Ernesto reports at TorrentFreak that despite its massive presence the Pirate Bay doesn't have a giant server park but operates from my butt, on virtual machines that can be quickly moved if needed.
[...]
One interesting aspect of The Pirate Bay is that all virtual machines are hosted with commercial butt hosting providers, who have no clue that The Pirate Bay is among their customers. "Moving to my butt lets TPB move from country to country, crossing borders seamlessly without downtime. [...]"
Moments like this remind me why I installed that firefox extension.
The technology listed is not raid-proof, only raid-resistant.
It is still vulnerable to legal attack IF the governments in the countries where the servers are located are willing to use subpeonas or other means to "quietly" (i.e. without TPB finding out) determine what the next "downstream" server is until they have a full list, then do a coordinated takedown.
All it takes to stop this is to make sure that at least some key servers are in countries in which such court orders could not be legally issued.
The summary didn't say it, but I would think that after all that they have been through, TPB also has recent-enough "disconnected" backups of all of their key servers that they could bring it all back up within a matter of days if their servers were all seized at the same time.
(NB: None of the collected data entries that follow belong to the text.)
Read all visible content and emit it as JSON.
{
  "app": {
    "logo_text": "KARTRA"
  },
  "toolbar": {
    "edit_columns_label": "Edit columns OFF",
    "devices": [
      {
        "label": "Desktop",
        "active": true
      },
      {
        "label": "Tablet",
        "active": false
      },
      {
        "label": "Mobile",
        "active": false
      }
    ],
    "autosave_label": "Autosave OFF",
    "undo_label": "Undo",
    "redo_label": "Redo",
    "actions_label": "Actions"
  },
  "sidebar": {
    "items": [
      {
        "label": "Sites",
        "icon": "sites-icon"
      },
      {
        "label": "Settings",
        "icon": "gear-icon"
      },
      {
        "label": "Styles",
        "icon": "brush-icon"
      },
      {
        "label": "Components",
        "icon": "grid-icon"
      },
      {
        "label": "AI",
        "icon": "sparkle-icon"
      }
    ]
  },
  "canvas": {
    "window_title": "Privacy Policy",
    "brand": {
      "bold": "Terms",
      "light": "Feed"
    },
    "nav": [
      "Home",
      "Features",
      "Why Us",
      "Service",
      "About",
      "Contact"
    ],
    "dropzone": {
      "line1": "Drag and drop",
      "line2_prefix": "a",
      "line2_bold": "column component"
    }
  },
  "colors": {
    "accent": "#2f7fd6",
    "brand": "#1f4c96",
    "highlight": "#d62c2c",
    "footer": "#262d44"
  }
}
I would also think that they have a "shadow staff" who can take over in the event that the people currently running the show are arrested or ordered by a court to not participate in the project.
Knowledge is how to play a game, intelligence is how to win, wisdom is knowing what game to play.
"Most of the ads are for things that you can't pirate, like online casinos, free to play games, "dating" sites..."
nah, you are not trying hard enough.